Podcasts could be the next lockdown tech success story to face a bumpy 2023, according to the latest data from podcast engine Listen Notes.

Listen Notes’ database of new podcasts reveals that in 2022, just 219,000 new podcasts were launched. This was significantly down on a 2021 figure of 729,000 new shows, itself a major drop from 1.109m new podcasts in 2020, at the peak of pandemic lockdown.

For perspective it should perhaps be noted that that peak pandemic figure represented an impressive tripling from the 337,099 new shows reported in 2019.

Listen Notes’ most recent figures showed that 14,192 new podcasts launched in January 2023, down from 23,991 in the same month last year.

The fall in the number of new podcasts launching follows on from a 2022 report, The Infinite Dial 2022, by Edison Research, Wondery and ART19, which suggested that listener numbers were also on a downward trajectory following a solid eight years of steady growth in the annual report – just 38 per cent of those Edison quizzed last year had listened to a podcast in the last month, compared to 41 per cent in 2021.

We probably shouldn’t write the podcast industry off just yet however. Listen Notes’s database suggests that there are 3,029,740 podcasts that meet its rigorous quality and length criteria currently broadcasting in the world, accounting for 155,844,854 episodes as of January 2023.

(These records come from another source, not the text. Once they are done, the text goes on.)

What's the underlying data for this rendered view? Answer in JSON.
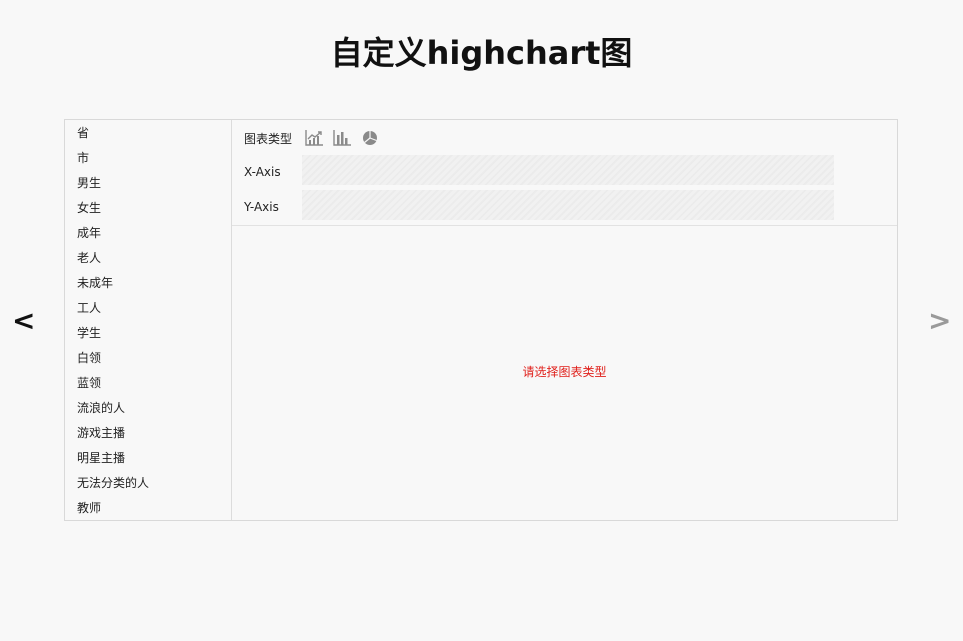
{
  "header": {
    "title": "自定义highchart图"
  },
  "nav": {
    "prev_label": "<",
    "next_label": ">"
  },
  "sidebar": {
    "items": [
      {
        "label": "省"
      },
      {
        "label": "市"
      },
      {
        "label": "男生"
      },
      {
        "label": "女生"
      },
      {
        "label": "成年"
      },
      {
        "label": "老人"
      },
      {
        "label": "未成年"
      },
      {
        "label": "工人"
      },
      {
        "label": "学生"
      },
      {
        "label": "白领"
      },
      {
        "label": "蓝领"
      },
      {
        "label": "流浪的人"
      },
      {
        "label": "游戏主播"
      },
      {
        "label": "明星主播"
      },
      {
        "label": "无法分类的人"
      },
      {
        "label": "教师"
      }
    ]
  },
  "config": {
    "chart_type_label": "图表类型",
    "chart_type_icons": [
      "line-chart-icon",
      "bar-chart-icon",
      "pie-chart-icon"
    ],
    "x_axis_label": "X-Axis",
    "y_axis_label": "Y-Axis"
  },
  "chart_area": {
    "placeholder": "请选择图表类型"
  },
  "colors": {
    "background": "#f8f8f8",
    "border": "#d9d9d9",
    "icon_gray": "#8a8a8a",
    "placeholder_red": "#e0201b",
    "next_arrow_gray": "#9a9a9a"
  }
}
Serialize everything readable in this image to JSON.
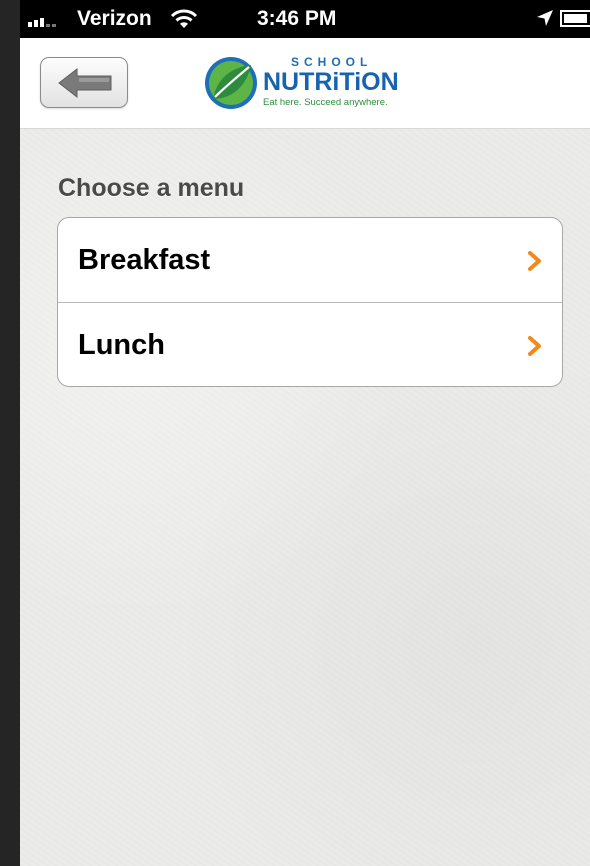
{
  "status_bar": {
    "carrier": "Verizon",
    "time": "3:46 PM",
    "battery_level": 0.9,
    "icons": [
      "signal-bars-icon",
      "wifi-icon",
      "location-arrow-icon",
      "battery-icon"
    ]
  },
  "nav_bar": {
    "back_icon": "back-arrow-icon",
    "logo": {
      "top_text": "SCHOOL",
      "main_text": "NUTRiTiON",
      "tagline": "Eat here. Succeed anywhere."
    }
  },
  "content": {
    "section_title": "Choose a menu",
    "menu_items": [
      {
        "label": "Breakfast",
        "icon": "chevron-right-icon"
      },
      {
        "label": "Lunch",
        "icon": "chevron-right-icon"
      }
    ]
  },
  "colors": {
    "accent_orange": "#f08a1c",
    "logo_blue": "#1763b0",
    "logo_green": "#2a8f3a"
  }
}
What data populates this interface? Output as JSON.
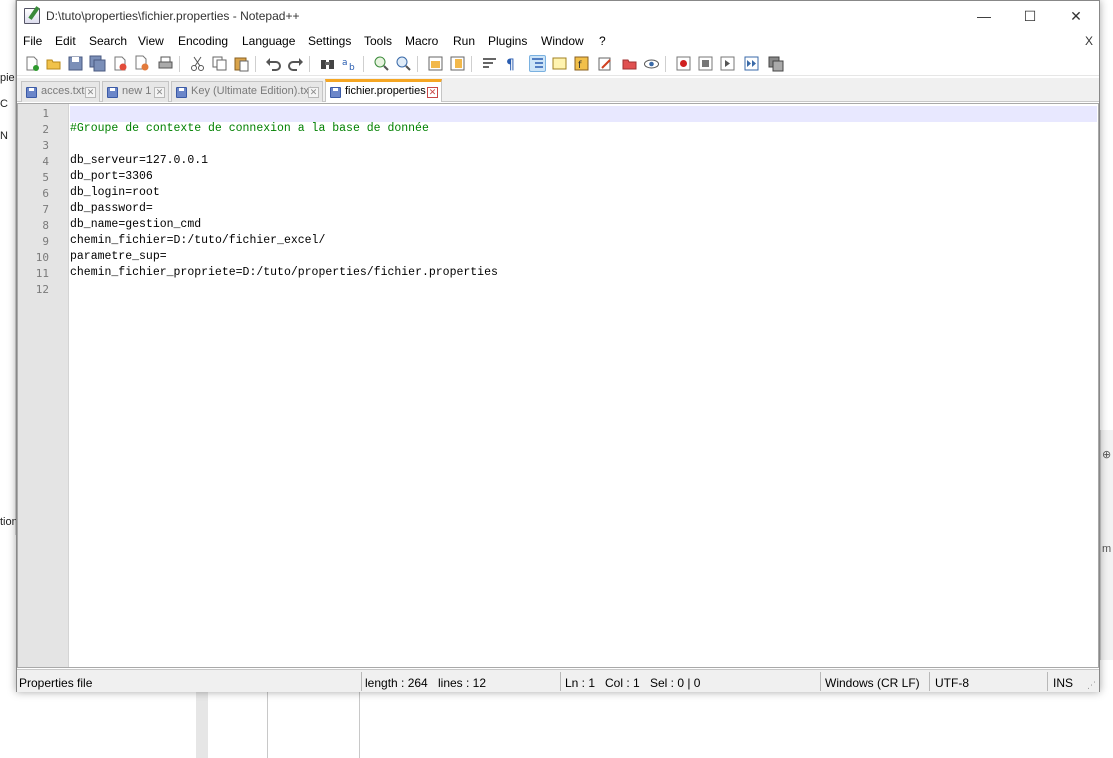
{
  "window": {
    "title": "D:\\tuto\\properties\\fichier.properties - Notepad++",
    "minimize_glyph": "—",
    "maximize_glyph": "☐",
    "close_glyph": "✕"
  },
  "menu": {
    "items": [
      "File",
      "Edit",
      "Search",
      "View",
      "Encoding",
      "Language",
      "Settings",
      "Tools",
      "Macro",
      "Run",
      "Plugins",
      "Window",
      "?"
    ],
    "close_label": "X"
  },
  "toolbar": {
    "icons": [
      "new-file-icon",
      "open-file-icon",
      "save-icon",
      "save-all-icon",
      "close-icon",
      "close-all-icon",
      "print-icon",
      "cut-icon",
      "copy-icon",
      "paste-icon",
      "undo-icon",
      "redo-icon",
      "find-icon",
      "replace-icon",
      "zoom-in-icon",
      "zoom-out-icon",
      "sync-vertical-icon",
      "sync-horizontal-icon",
      "word-wrap-icon",
      "show-all-chars-icon",
      "indent-guide-icon",
      "doc-map-icon",
      "function-list-icon",
      "folder-workspace-icon",
      "monitoring-icon",
      "record-macro-icon",
      "stop-macro-icon",
      "play-macro-icon",
      "run-macro-multiple-icon",
      "save-macro-icon"
    ]
  },
  "tabs": [
    {
      "label": "acces.txt",
      "active": false
    },
    {
      "label": "new 1",
      "active": false
    },
    {
      "label": "Key (Ultimate Edition).txt",
      "active": false
    },
    {
      "label": "fichier.properties",
      "active": true
    }
  ],
  "editor": {
    "line_numbers": [
      "1",
      "2",
      "3",
      "4",
      "5",
      "6",
      "7",
      "8",
      "9",
      "10",
      "11",
      "12"
    ],
    "lines": [
      {
        "text": "",
        "type": "blank"
      },
      {
        "text": "#Groupe de contexte de connexion a la base de donnée",
        "type": "comment"
      },
      {
        "text": "",
        "type": "blank"
      },
      {
        "key": "db_serveur",
        "value": "127.0.0.1",
        "type": "prop"
      },
      {
        "key": "db_port",
        "value": "3306",
        "type": "prop"
      },
      {
        "key": "db_login",
        "value": "root",
        "type": "prop"
      },
      {
        "key": "db_password",
        "value": "",
        "type": "prop"
      },
      {
        "key": "db_name",
        "value": "gestion_cmd",
        "type": "prop"
      },
      {
        "key": "chemin_fichier",
        "value": "D:/tuto/fichier_excel/",
        "type": "prop"
      },
      {
        "key": "parametre_sup",
        "value": "",
        "type": "prop"
      },
      {
        "key": "chemin_fichier_propriete",
        "value": "D:/tuto/properties/fichier.properties",
        "type": "prop"
      },
      {
        "text": "",
        "type": "blank"
      }
    ]
  },
  "status": {
    "file_type": "Properties file",
    "length": "length : 264",
    "lines": "lines : 12",
    "ln": "Ln : 1",
    "col": "Col : 1",
    "sel": "Sel : 0 | 0",
    "eol": "Windows (CR LF)",
    "encoding": "UTF-8",
    "mode": "INS"
  },
  "background": {
    "left_fragments": [
      "pie",
      "C",
      "N",
      "tion"
    ],
    "right_fragments": [
      "⊕",
      "m"
    ]
  },
  "colors": {
    "comment": "#008000",
    "caret_line": "#e8e8ff",
    "active_tab_accent": "#f5a623",
    "gutter": "#e4e4e4"
  }
}
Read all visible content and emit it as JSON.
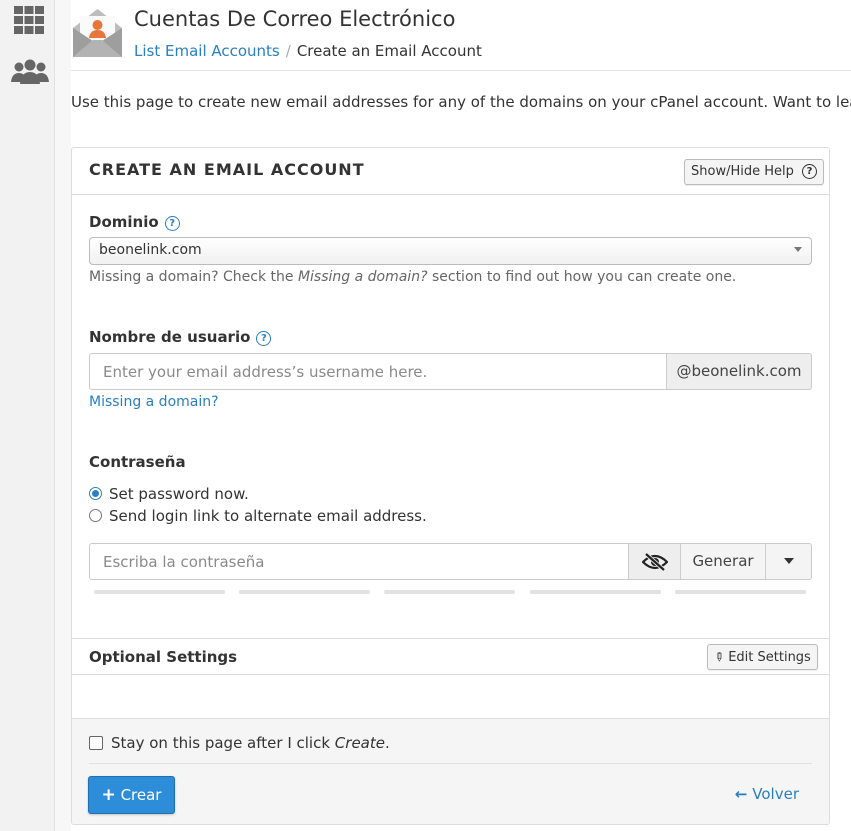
{
  "sidebar": {
    "apps_icon": "grid-icon",
    "users_icon": "users-icon"
  },
  "header": {
    "title": "Cuentas De Correo Electrónico",
    "breadcrumb_link": "List Email Accounts",
    "breadcrumb_separator": "/",
    "breadcrumb_current": "Create an Email Account"
  },
  "intro": "Use this page to create new email addresses for any of the domains on your cPanel account. Want to learn mo",
  "panel": {
    "title": "CREATE AN EMAIL ACCOUNT",
    "help_button": "Show/Hide Help",
    "domain": {
      "label": "Dominio",
      "value": "beonelink.com",
      "hint_prefix": "Missing a domain? Check the ",
      "hint_em": "Missing a domain?",
      "hint_suffix": " section to find out how you can create one."
    },
    "username": {
      "label": "Nombre de usuario",
      "placeholder": "Enter your email address’s username here.",
      "suffix": "@beonelink.com",
      "missing_link": "Missing a domain?"
    },
    "password": {
      "label": "Contraseña",
      "option_now": "Set password now.",
      "option_link": "Send login link to alternate email address.",
      "placeholder": "Escriba la contraseña",
      "generate": "Generar"
    },
    "optional": {
      "label": "Optional Settings",
      "edit_button": "Edit Settings"
    },
    "footer": {
      "stay_prefix": "Stay on this page after I click ",
      "stay_em": "Create",
      "stay_suffix": ".",
      "create_button": "Crear",
      "back_link": "Volver"
    }
  },
  "colors": {
    "accent": "#2a7fc0",
    "primary_button": "#2e8dd8",
    "brand_orange": "#e8753a"
  }
}
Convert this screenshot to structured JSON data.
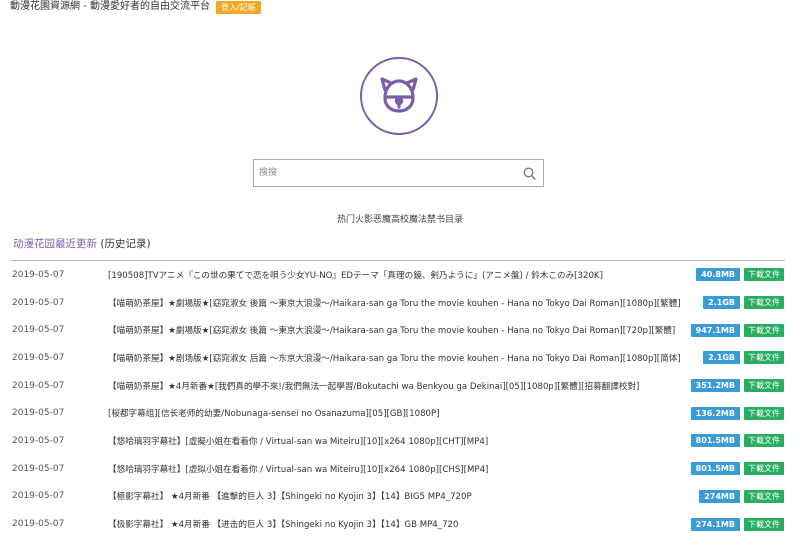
{
  "header": {
    "site_title": "動漫花園資源網 - 動漫愛好者的自由交流平台",
    "login_label": "登入/記帳"
  },
  "logo": {
    "icon": "bell-cat-logo-icon",
    "color": "#7b5ea8"
  },
  "search": {
    "placeholder": "搜搜",
    "value": "",
    "icon": "search-icon"
  },
  "hot_keywords": "热门火影恶魔高校魔法禁书目录",
  "section": {
    "title": "动漫花园最近更新",
    "history_label": "(历史记录)"
  },
  "colors": {
    "accent": "#7b5ea8",
    "size_badge": "#3a9bd9",
    "download": "#27ae60",
    "login": "#f5a623"
  },
  "download_label": "下載文件",
  "rows": [
    {
      "date": "2019-05-07",
      "title": "[190508]TVアニメ『この世の果てで恋を唄う少女YU-NO』EDテーマ「真理の鏡、剣乃ように」(アニメ盤) / 鈴木このみ[320K]",
      "size": "40.8MB"
    },
    {
      "date": "2019-05-07",
      "title": "【喵萌奶茶屋】★劇場版★[窈窕淑女 後篇 ～東京大浪漫～/Haikara-san ga Toru the movie kouhen - Hana no Tokyo Dai Roman][1080p][繁體]",
      "size": "2.1GB"
    },
    {
      "date": "2019-05-07",
      "title": "【喵萌奶茶屋】★劇場版★[窈窕淑女 後篇 ～東京大浪漫～/Haikara-san ga Toru the movie kouhen - Hana no Tokyo Dai Roman][720p][繁體]",
      "size": "947.1MB"
    },
    {
      "date": "2019-05-07",
      "title": "【喵萌奶茶屋】★剧场版★[窈窕淑女 后篇 ～东京大浪漫～/Haikara-san ga Toru the movie kouhen - Hana no Tokyo Dai Roman][1080p][简体]",
      "size": "2.1GB"
    },
    {
      "date": "2019-05-07",
      "title": "【喵萌奶茶屋】★4月新番★[我們真的學不來!/我們無法一起學習/Bokutachi wa Benkyou ga Dekinai][05][1080p][繁體][招募翻譯校對]",
      "size": "351.2MB"
    },
    {
      "date": "2019-05-07",
      "title": "[桜都字幕组][信长老师的幼妻/Nobunaga-sensei no Osanazuma][05][GB][1080P]",
      "size": "136.2MB"
    },
    {
      "date": "2019-05-07",
      "title": "【悠哈璃羽字幕社】[虛擬小姐在看着你 / Virtual-san wa Miteiru][10][x264 1080p][CHT][MP4]",
      "size": "801.5MB"
    },
    {
      "date": "2019-05-07",
      "title": "【悠哈璃羽字幕社】[虚拟小姐在看着你 / Virtual-san wa Miteiru][10][x264 1080p][CHS][MP4]",
      "size": "801.5MB"
    },
    {
      "date": "2019-05-07",
      "title": "【極影字幕社】 ★4月新番 【進擊的巨人 3】【Shingeki no Kyojin 3】【14】BIG5 MP4_720P",
      "size": "274MB"
    },
    {
      "date": "2019-05-07",
      "title": "【极影字幕社】 ★4月新番 【进击的巨人 3】【Shingeki no Kyojin 3】【14】GB MP4_720",
      "size": "274.1MB"
    }
  ]
}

The UK podcasting industry, meanwhile, was estimated to have an ad revenue value of close to £40m in late 2022 by consultancy PWC, who also predicted growth to £64m by 2025, dwarfing the £4m the industry amassed in 2016.

Reuters also reported in its 2022 Study of Journalism that 80 per cent of publishers surveyed will be putting more resources into podcasts and digital audio moving forward.

Nonetheless, in common with other benificiaries of our online existence during lockdowns, such as etailers and streaming sites, it does appear that the podcasting sector could be in the process of witnessing something of a correction following the pandemic boom as our daily lives return to normal.